Meu Vizinho Morreu..

18:45


A morte, para muitos, é uma coisa natural, e pensando bem, até que é mesmo, mas nunca sabemos como reagir diante de algo que contraria a nossa vontade. O meu vizinho morreu. Ele morreu, e não que eu o conhecesse, na verdade, não sabia o nome dele e creio que ele só falou comigo umas duas vezes, quando eu era criança e estava fazendo bagunça na sua calçada. Meu vizinho morreu e ele era um senhor como outro qualquer, adorava sentar na calçada no final da tarde e ficar sentindo aquele ventinho nos seus cabelos brancos, mas ele morreu.
Ele morreu, e não que isso tenha interferido algum coisa na minha vida, para falar a verdade, nada mudou, praticamente. Continuo sem saber seu nome.
Meu vizinho morreu e a ultima vez que eu o vi, mesmo de longe, foi no primeiro dia deste ano, quando ele entrava na ambulância, aparentemente bem debilitado. Meu vizinho morreu e minha vida não mudou em absolutamente nada, nem mesmo quando quatro dias depois da ultima vez que eu o vi, as 6h30 da manhã, ele estava sendo velado em sua casa. Lembro-me que parei o carro em frente a sua casa, pude ver meus outros vizinhos, seus familiares, netos e filhos. Um deles estava em pé, praticamente do meu lado, e chorava. Chorava como uma criança de 5 anos querendo um brinquedo novo quando não precisava, chorava muito e eu pude sentir a sua dor, naqueles 3 segundos em que eu parei em frente a sua casa enquanto esperava a oportunidade de continuar meu caminho, e enquanto ele estava ali, sofrendo a partida do seu pai.

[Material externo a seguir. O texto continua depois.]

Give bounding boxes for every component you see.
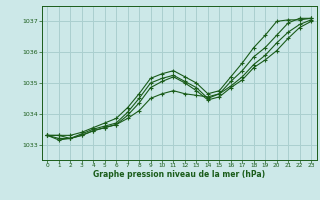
X-axis label: Graphe pression niveau de la mer (hPa): Graphe pression niveau de la mer (hPa) [93, 170, 265, 179]
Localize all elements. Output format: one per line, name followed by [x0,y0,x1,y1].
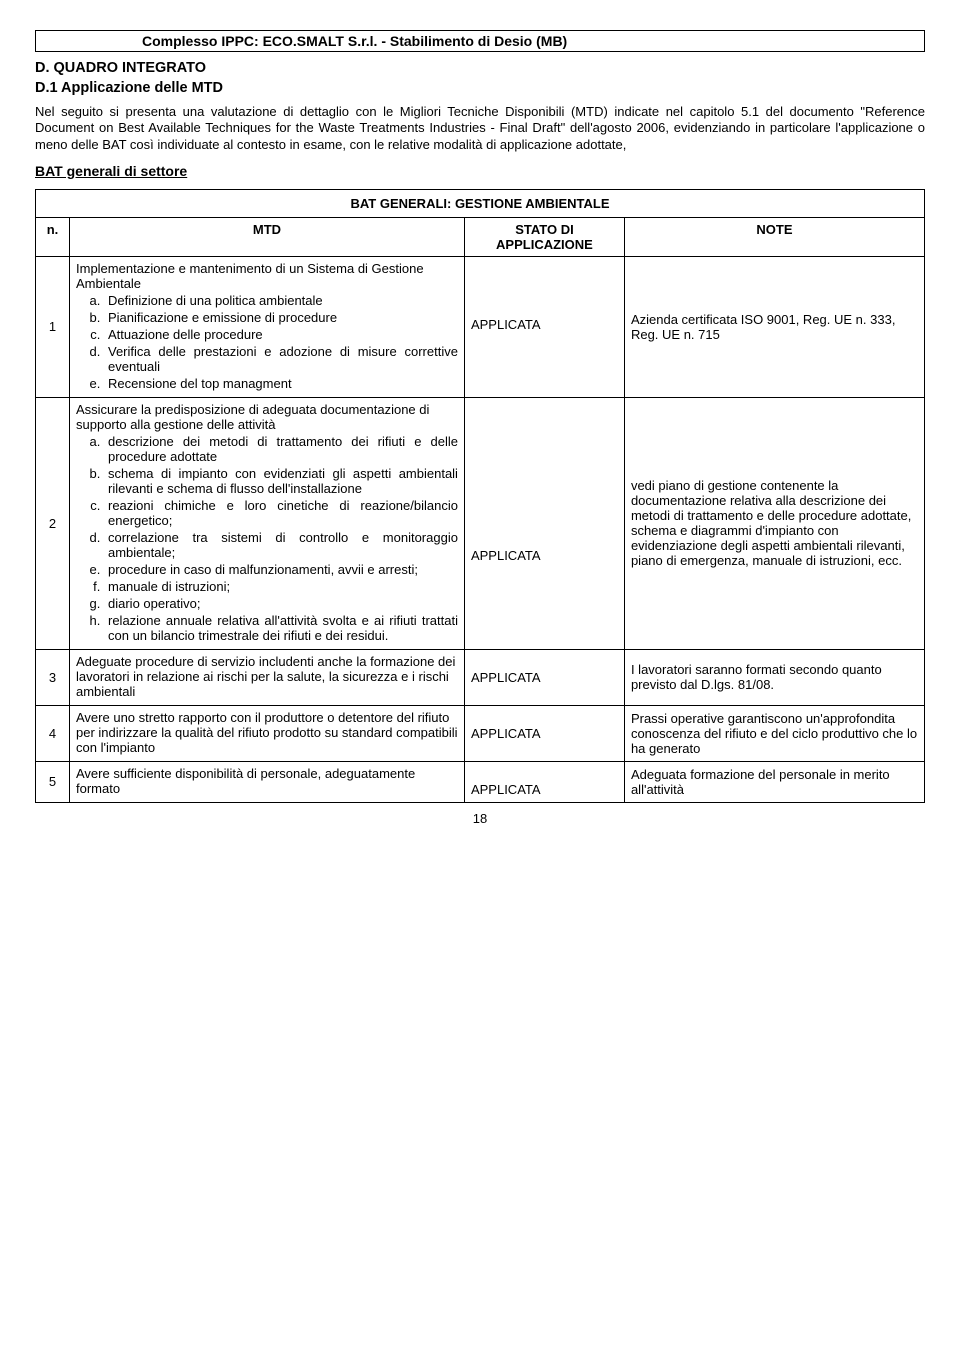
header-title: Complesso IPPC: ECO.SMALT S.r.l. - Stabi… [142,33,567,49]
bat-table: BAT GENERALI: GESTIONE AMBIENTALE n. MTD… [35,189,925,803]
table-header-row: n. MTD STATO DI APPLICAZIONE NOTE [36,217,925,256]
page-number: 18 [35,811,925,826]
row-number: 3 [36,649,70,705]
status-cell: APPLICATA [464,256,624,397]
mtd-list-item: Pianificazione e emissione di procedure [104,310,458,325]
mtd-list-item: manuale di istruzioni; [104,579,458,594]
mtd-list-item: schema di impianto con evidenziati gli a… [104,466,458,496]
mtd-intro: Adeguate procedure di servizio includent… [76,654,458,699]
table-body: 1Implementazione e mantenimento di un Si… [36,256,925,802]
mtd-list-item: descrizione dei metodi di trattamento de… [104,434,458,464]
mtd-list-item: procedure in caso di malfunzionamenti, a… [104,562,458,577]
mtd-list-item: correlazione tra sistemi di controllo e … [104,530,458,560]
table-caption: BAT GENERALI: GESTIONE AMBIENTALE [36,189,925,217]
mtd-cell: Assicurare la predisposizione di adeguat… [70,397,465,649]
note-cell: I lavoratori saranno formati secondo qua… [624,649,924,705]
mtd-cell: Avere sufficiente disponibilità di perso… [70,761,465,802]
status-cell: APPLICATA [464,761,624,802]
note-cell: Azienda certificata ISO 9001, Reg. UE n.… [624,256,924,397]
mtd-list: Definizione di una politica ambientale Pi… [104,293,458,391]
status-cell: APPLICATA [464,649,624,705]
mtd-list-item: Definizione di una politica ambientale [104,293,458,308]
mtd-intro: Implementazione e mantenimento di un Sis… [76,261,458,291]
mtd-cell: Avere uno stretto rapporto con il produt… [70,705,465,761]
note-cell: Prassi operative garantiscono un'approfo… [624,705,924,761]
mtd-intro: Avere uno stretto rapporto con il produt… [76,710,458,755]
note-cell: Adeguata formazione del personale in mer… [624,761,924,802]
mtd-cell: Adeguate procedure di servizio includent… [70,649,465,705]
table-row: 1Implementazione e mantenimento di un Si… [36,256,925,397]
bat-section-title: BAT generali di settore [35,163,925,179]
col-header-status: STATO DI APPLICAZIONE [464,217,624,256]
table-row: 5Avere sufficiente disponibilità di pers… [36,761,925,802]
mtd-list-item: relazione annuale relativa all'attività … [104,613,458,643]
col-header-n: n. [36,217,70,256]
mtd-intro: Assicurare la predisposizione di adeguat… [76,402,458,432]
col-header-note: NOTE [624,217,924,256]
row-number: 5 [36,761,70,802]
mtd-list-item: reazioni chimiche e loro cinetiche di re… [104,498,458,528]
section-heading: D. QUADRO INTEGRATO [35,60,925,76]
status-cell: APPLICATA [464,705,624,761]
mtd-cell: Implementazione e mantenimento di un Sis… [70,256,465,397]
table-caption-row: BAT GENERALI: GESTIONE AMBIENTALE [36,189,925,217]
row-number: 1 [36,256,70,397]
mtd-intro: Avere sufficiente disponibilità di perso… [76,766,458,796]
mtd-list-item: Verifica delle prestazioni e adozione di… [104,344,458,374]
table-row: 2Assicurare la predisposizione di adegua… [36,397,925,649]
mtd-list-item: Attuazione delle procedure [104,327,458,342]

Meu dia não mudou, mas meu vizinho morreu.
Fiquei o dia todo pensando no quão frias podem ser as pessoas. Uma vida se fora, muitas outras continuavam, algumas não mudaram, como a minha, outras mudaram para sempre, como as deles, que ali estavam, naquele dia, as 6h30 da manhã. Tão cedo, tão triste.
Aquela frase de que a vida continua é bem cruel. Não que a gente tenha a obrigação de sofrer a dor das outras pessoas, mas naquele momento eu senti, e também me senti culpada por não sentir muito mais que isso e também por não poder fazer nada. Eu simplesmente não conhecia aquelas pessoas, aquelas pessoas não me conheciam, provavelmente também não sabiam o meu nome e assim tudo continuou.
Meu vizinho morreu. Nada mudou. Não que a vida dele seja tão banal ao ponto de não interferir em nada na minha, eu quero dizer é que a cada dia novas pessoas morrem e continuarão morrendo e isso só vai mudar a sua vida quando você estiver no lugar em que estava o filho do meu vizinho. Em pé, na calçada, chorando como uma criança a perda do seu pai.
A morte do meu vizinho me fez sentir como se eu fosse sozinha no mundo, como se ninguém importasse além de mim, como se um escudo me protegesse daquilo que eu não tenho a obrigação de sentir naquele momento, mas o escudo do filho do meu vizinho caiu, e ele foi atingindo tão fortemente que eu pude ver, em 3 segundos, o quanto doeu, e que naquele momento ele parecia tão vulnerável, e estava mesmo. Ele, provavelmente, perdeu tudo naquele dia. E o meu dia foi o mesmo. nada mudou. Para alguns, mais egoístas e egocêntricos, nada mudou mesmo, foi só o meu vizinho que morreu.